Recovering myself, I passed a hand over it. Yes, undoubtedly it was a table-leg and the table lay topsy-turvy. But how came it so? Who had upset it, and why? I took another step, sideways, and my boot struck against something light, and, by its sound, hollow and metallic. Stooping very cautiously—for by this time I had taken alarm and was holding my breath—I passed a hand lightly over the floor. My fingers encountered the object I had kicked aside. It was a tinder-box. I clutched it softly, and as softly drew myself upright again. Could I dare to strike a light? The overturned table: What could be the meaning of it? It could not have been overturned by Captain Coffin? By whom then? Some one must have visited the lodgings in his absence.
Some one, for aught I knew, was in the room at this moment!— Some one, back there against the wall, waiting only for me to strike a light! I declare that at the thought I came near to screaming aloud, casting the tinder-box from me and rushing out blindly into the court.
I dare say that I stood for a couple of minutes, motionless, listening not with my ears only but with every hair of my head. Nevertheless, my wits must have been working somehow; for my first action, when I plucked up nerve enough for it, was an entirely sensible one. I set the tinder-box on the floor between my heels, felt for the table, and righted it; then, picking up the box again, set it on the table and twisted off the lid. I found flint and steel at once, dipped my fingers into the box to make sure of the tinder and the brimstone matches, and so, after another pause to listen, essayed to strike out the spark.
This, for a pair of trembling hands, proved no easy business, and at first promised to be a hopeless one. But the worst moment arrived when, the spark struck, I stooped to blow it upon the tinder, the glow of which must light up my own face while it revealed to me nothing of the surrounding darkness. Still, it had to be done; and, keeping a tight hold on what little remained of my courage, I thrust in the match and ignited it.

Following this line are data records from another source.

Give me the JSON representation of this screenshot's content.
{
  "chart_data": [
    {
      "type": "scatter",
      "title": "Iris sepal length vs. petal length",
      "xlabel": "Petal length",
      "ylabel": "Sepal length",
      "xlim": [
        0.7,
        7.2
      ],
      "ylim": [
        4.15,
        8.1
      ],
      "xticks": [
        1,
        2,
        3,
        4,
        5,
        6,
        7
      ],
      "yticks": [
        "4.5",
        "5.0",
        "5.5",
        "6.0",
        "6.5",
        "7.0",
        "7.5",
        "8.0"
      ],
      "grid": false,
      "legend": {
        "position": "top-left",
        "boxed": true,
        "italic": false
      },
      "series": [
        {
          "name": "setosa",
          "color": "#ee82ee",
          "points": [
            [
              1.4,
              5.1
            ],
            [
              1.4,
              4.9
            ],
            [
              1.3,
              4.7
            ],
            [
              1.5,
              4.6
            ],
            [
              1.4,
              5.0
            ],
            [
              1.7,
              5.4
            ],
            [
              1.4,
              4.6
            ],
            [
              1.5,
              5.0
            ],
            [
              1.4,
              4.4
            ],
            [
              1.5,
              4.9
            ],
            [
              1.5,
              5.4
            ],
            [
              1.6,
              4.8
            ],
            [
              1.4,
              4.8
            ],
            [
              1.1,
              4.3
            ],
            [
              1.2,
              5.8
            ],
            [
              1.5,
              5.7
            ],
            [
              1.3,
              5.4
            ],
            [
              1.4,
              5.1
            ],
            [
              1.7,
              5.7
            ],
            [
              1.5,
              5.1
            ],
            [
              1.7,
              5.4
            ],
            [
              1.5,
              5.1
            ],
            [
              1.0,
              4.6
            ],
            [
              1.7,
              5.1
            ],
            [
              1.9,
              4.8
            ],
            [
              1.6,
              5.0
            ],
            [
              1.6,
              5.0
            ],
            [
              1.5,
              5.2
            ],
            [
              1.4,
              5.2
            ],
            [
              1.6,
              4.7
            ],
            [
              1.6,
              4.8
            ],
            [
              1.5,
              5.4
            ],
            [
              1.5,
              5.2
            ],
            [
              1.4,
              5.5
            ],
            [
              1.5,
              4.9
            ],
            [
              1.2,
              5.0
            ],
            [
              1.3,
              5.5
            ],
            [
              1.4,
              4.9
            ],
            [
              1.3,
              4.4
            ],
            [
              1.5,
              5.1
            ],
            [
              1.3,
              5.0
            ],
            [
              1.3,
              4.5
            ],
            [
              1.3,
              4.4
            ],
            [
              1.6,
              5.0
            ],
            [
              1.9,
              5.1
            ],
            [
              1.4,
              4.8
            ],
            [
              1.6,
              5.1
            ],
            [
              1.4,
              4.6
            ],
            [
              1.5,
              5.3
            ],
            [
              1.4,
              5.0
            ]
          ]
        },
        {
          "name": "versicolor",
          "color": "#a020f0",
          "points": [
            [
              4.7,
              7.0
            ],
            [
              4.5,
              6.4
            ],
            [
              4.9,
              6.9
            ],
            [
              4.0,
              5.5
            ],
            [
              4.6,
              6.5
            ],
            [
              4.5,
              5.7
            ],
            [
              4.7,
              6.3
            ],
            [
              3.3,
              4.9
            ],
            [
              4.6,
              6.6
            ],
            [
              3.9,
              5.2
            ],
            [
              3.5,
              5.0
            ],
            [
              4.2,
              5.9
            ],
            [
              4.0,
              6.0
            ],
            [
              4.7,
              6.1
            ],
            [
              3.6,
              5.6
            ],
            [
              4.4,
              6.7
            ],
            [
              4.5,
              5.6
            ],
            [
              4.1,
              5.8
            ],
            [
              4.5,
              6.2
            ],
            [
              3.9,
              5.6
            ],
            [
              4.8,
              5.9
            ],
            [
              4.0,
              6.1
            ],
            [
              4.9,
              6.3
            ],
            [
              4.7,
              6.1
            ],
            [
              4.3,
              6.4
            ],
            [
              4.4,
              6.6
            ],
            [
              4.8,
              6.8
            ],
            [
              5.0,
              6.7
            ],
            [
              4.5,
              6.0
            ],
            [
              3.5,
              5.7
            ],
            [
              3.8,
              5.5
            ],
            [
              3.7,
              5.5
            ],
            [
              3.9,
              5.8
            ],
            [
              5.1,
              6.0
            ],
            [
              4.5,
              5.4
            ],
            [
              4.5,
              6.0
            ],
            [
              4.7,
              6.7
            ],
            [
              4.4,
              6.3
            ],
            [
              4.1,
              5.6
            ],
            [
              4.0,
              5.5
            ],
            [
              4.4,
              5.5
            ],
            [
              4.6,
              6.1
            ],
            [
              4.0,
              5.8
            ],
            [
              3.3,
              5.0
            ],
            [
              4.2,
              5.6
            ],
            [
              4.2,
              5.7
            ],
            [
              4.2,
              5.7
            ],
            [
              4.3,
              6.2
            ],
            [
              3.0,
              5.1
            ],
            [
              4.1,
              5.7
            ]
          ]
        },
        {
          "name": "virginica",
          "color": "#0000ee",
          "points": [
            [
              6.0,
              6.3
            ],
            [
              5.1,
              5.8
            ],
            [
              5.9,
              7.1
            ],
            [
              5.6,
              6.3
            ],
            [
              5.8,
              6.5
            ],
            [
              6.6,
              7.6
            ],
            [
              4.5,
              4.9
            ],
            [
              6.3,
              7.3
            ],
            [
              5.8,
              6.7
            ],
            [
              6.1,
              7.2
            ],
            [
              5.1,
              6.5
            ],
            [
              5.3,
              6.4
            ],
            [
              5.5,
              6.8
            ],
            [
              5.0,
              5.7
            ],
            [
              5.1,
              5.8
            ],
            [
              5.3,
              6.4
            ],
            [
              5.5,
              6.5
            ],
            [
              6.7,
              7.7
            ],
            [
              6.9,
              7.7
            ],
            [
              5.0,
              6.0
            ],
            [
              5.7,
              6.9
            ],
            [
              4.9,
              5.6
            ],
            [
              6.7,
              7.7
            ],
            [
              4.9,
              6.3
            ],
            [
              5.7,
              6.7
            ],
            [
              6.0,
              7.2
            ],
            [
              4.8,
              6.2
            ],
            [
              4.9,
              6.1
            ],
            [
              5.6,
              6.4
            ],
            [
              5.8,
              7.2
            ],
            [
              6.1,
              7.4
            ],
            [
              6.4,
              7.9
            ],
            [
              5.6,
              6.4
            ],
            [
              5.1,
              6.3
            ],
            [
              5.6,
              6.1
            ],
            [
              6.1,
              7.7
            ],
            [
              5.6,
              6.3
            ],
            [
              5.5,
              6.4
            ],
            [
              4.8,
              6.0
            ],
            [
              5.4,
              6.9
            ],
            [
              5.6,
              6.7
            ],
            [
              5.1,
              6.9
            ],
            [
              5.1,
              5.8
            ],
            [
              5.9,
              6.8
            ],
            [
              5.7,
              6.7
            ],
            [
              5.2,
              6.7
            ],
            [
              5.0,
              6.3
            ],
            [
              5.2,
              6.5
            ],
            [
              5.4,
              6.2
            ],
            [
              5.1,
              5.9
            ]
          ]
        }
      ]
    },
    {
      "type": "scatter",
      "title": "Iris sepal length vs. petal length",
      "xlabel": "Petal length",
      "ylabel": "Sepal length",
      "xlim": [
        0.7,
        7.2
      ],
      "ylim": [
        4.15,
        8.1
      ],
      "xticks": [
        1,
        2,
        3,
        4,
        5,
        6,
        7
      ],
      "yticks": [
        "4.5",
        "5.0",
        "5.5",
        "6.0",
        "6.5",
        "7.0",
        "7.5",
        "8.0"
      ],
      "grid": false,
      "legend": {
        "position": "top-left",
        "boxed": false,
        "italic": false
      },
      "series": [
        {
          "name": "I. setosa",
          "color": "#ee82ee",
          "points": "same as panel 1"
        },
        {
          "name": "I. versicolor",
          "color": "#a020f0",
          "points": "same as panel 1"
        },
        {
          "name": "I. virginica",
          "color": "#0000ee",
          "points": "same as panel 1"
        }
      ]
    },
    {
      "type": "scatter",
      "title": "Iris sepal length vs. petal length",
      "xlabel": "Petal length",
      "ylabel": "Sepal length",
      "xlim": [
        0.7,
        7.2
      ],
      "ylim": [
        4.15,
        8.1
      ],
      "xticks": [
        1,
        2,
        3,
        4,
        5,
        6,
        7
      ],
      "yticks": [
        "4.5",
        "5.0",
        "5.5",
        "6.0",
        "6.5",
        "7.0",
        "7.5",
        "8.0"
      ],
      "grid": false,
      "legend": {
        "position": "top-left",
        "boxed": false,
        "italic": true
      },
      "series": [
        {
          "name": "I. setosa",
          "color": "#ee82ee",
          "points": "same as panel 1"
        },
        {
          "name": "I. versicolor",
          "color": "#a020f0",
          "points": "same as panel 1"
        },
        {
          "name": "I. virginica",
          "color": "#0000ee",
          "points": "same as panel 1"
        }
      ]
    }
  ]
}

While the brimstone caught fire and bubbled I drew myself erect to face the worst. But for what met my eyes as the flame caught hold of the stick, even the overturned table had not prepared me.
The furniture of the room lay pell-mell, as though a cyclone had swept through it. The very pictures hung askew. Of the drawers in the dresser some had been pulled out bodily, others stood half open, and all had been ransacked; while the fragments of china strewn along the shelves or scattered across the floor could only be accounted for by some blind ferocity of destruction—a madman, for instance, let loose upon it, and striking at random with a stick. As the match burned low in my fingers I looked around hastily for a candle, scanning the dresser, the mantel-shelf, the hugger-mugger of linen, crockery, wall-ornaments, lying in a trail along the floor. But no candle could I discover; so I lit a second match from the first and turned towards the sacred cupboard in the corner.